Posted on October 11, 2018
While travelling in Thailand in 1981, Henry Farrugia began noticing his sight seemed slightly off when reading, and he felt irritation in his left eye. One day, he tried covering his right eye, and saw only blackness.
It turned out to be a detached retina — three operations and a devastating hemorrhage later, he lost vision in his left eye permanently.
He decided quickly to move forward — and not to dwell on the loss.
“I felt there was no point in agonizing over it,” he says of his vision loss. “What happened, happened. You have to face up to the facts of life.”
In addition to carrying on with his own life — working, travelling and investing in real estate — Farrugia contributed to the future of vision sciences by establishing the endowed Henry S. Farrugia Ophthalmic Research Fund in 2003. With an endowment now valued at just over $1 million, the fund supports research in the Department of Ophthalmology & Vision Sciences.
“I am completely blown away by the kinds of diseases that affect the eye,” he says.
He is hopeful that as U of T scientists make key insights — such as the recent finding that the eye has its own lymphatic system, thought to be involved in glaucoma — we might learn enough to treat all types of blindness.
Inspired by Farrugia’s support for research, Rosemary Hodgins set up her own fund
When Farrugia’s long-time partner Rosemary Hodgins recently lost a close friend to cancer, and then received her own diagnosis, she focused her own sights on the future — also recognizing the potential within the University of Toronto’s Faculty of Medicine.
Impressed and inspired by the genetic research into breast cancer at the Donnelly Centre for Cellular and Biomolecular Research, she created the Rosemary Hodgins Breast Cancer Research Fund with an initial commitment of $25,000 (which Farrugia also plans to support).

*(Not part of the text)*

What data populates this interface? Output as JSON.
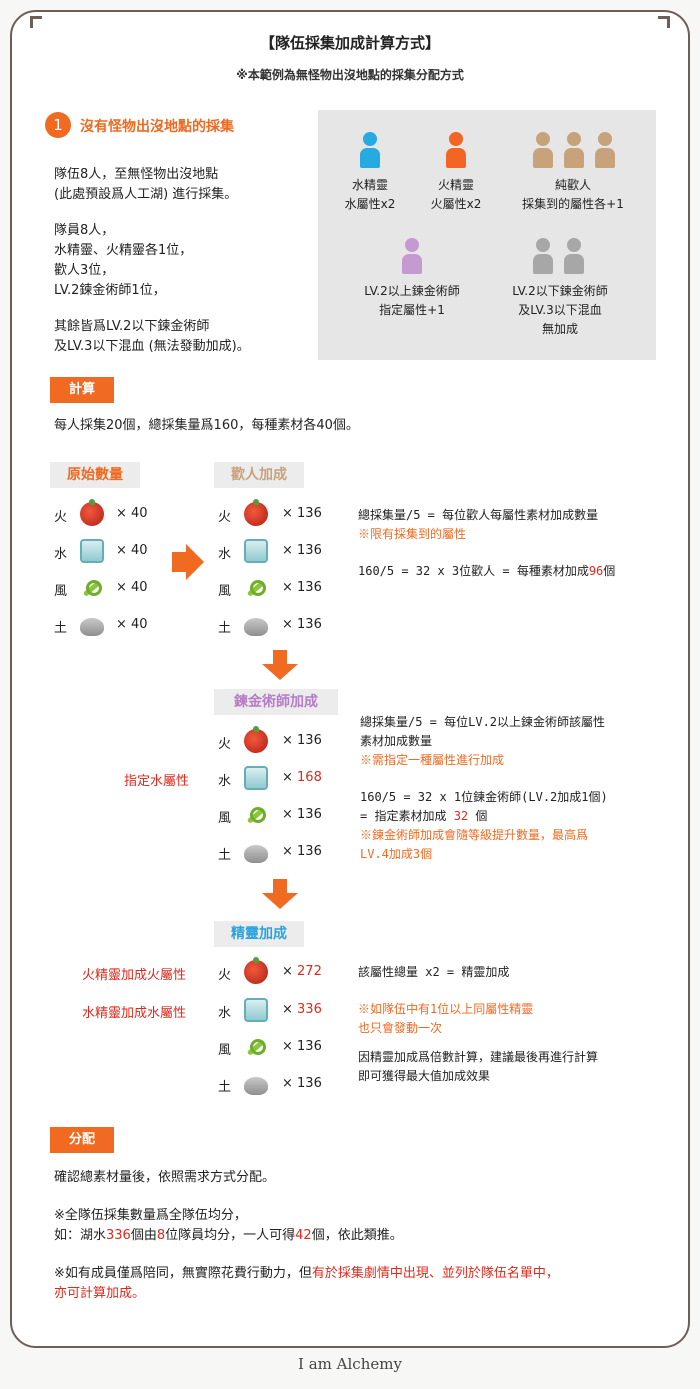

“My hope is that someday we’d be able to prevent people from getting diseases like breast cancer altogether,” says Hodgins, who has retired from her 39-year career as a nurse in internal medicine. “Or that we’d be able to detect it early and manage it easily.”
Both Farrugia and Hodgins have also made bequests to the programs they currently support.
“If you don’t have research, you don’t get anywhere,” says Farrugia.
By investing in new ideas and insights, the couple hopes to have a lasting impact on the future of health care.